The increased manufacture and sale of neurosurgical instruments lead to formation of the Ohio Medical Instrument Company. The company, initially owned by George Kees, Frank H. Mayfield, MD, Edgar Lotspeich, MD, Curwood Hunter, MD, and Richard Budde, MD, spawned development of many instruments now considered standard in neurosurgery. Today, the Mayfield and Budde instruments, including the Mayfield MR/X-Ray Skull Clamp and the Disposable and Reusable Titanium Skull Pins, are manufactured and sold by Integra LifeSciences Corporation.

==Honors==
An exceptional world view of neurosurgery led Mayfield to participate actively in the development of the specialty. He was elected to the presidencies of the Ohio State Neurosurgical Society in 1947, the Academy of Medicine of Cincinnati in 1950, and the Ohio State Medical Association in 1959. In 1958, he was appointed to the American Board of Neurological Surgery and became its chairman in 1962. He received their Distinguished Service Award in 1969. He was elected president of the Harvey Cushing Society (now the American Association of Neurological Surgeons (AANS)) in 1964–1965. He was honored as the Ohio Neurosurgeon of the Year in 1976, and chosen as the Honored Guest of the Congress of Neurological Surgeons (CNS) in 1979. In 1977, he was the first recipient of the prestigious Harvey Cushing Medal awarded by the AANS. He earned Distinguished Service Awards by the American Medical Association in 1980 and the Society of Neurological Surgeons in 1981. Surgical Neurology named him Neurosurgeon of the Year in 1982. He was recognized internationally with an honorary membership in the Society of British Neurological Surgeons and as honorary president of the World Federation of Neurological Societies. For his leadership, community service, accomplishments, and awareness of the needs of others, Mayfield was named a Great Living Cincinnatian in 1980.

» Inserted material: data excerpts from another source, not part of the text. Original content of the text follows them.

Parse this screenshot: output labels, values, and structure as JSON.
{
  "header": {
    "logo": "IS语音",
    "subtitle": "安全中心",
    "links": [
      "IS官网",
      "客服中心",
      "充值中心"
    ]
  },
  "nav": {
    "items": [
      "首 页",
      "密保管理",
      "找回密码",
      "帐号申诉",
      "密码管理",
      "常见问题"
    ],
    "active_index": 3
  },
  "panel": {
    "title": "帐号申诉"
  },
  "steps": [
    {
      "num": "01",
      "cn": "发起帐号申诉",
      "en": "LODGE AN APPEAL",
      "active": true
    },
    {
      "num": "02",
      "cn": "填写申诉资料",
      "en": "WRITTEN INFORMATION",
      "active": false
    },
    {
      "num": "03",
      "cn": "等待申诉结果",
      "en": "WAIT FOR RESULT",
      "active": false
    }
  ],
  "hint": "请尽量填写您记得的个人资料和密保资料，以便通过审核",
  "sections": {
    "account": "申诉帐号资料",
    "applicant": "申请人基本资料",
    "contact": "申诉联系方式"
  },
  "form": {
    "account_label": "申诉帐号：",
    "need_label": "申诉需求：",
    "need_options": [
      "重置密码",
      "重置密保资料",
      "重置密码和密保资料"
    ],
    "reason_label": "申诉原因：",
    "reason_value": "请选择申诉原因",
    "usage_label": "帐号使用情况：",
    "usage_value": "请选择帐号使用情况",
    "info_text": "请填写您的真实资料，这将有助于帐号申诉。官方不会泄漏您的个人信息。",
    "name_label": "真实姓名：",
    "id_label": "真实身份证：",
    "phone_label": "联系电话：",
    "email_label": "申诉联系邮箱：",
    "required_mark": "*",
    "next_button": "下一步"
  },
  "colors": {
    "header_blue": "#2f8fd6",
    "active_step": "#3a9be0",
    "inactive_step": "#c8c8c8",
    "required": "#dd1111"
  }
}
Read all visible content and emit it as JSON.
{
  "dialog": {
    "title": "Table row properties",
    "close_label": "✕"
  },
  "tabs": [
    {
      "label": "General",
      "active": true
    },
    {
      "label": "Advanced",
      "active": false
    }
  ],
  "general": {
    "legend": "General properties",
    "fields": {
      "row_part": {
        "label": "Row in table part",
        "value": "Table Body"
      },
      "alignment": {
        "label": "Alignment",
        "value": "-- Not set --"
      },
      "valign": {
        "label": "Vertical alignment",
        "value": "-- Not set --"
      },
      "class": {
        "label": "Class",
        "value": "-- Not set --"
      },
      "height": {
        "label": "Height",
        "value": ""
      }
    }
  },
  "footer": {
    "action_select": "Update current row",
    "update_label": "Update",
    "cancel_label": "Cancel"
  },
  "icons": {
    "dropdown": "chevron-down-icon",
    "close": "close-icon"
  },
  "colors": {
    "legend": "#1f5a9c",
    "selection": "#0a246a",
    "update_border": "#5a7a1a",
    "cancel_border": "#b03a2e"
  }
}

In his honor, Good Samaritan Hospital dedicated the Mayfield Center for Neurological Surgery in 1982. The Mayfield Award was established in 1983 by the CNS to be presented annually to a resident for a paper on spine research. To foster and continue Mayfield's dedication to teaching and research, the Frank H. Mayfield Endowed Chair in Neurosurgery has been created at the University of Cincinnati College of Medicine.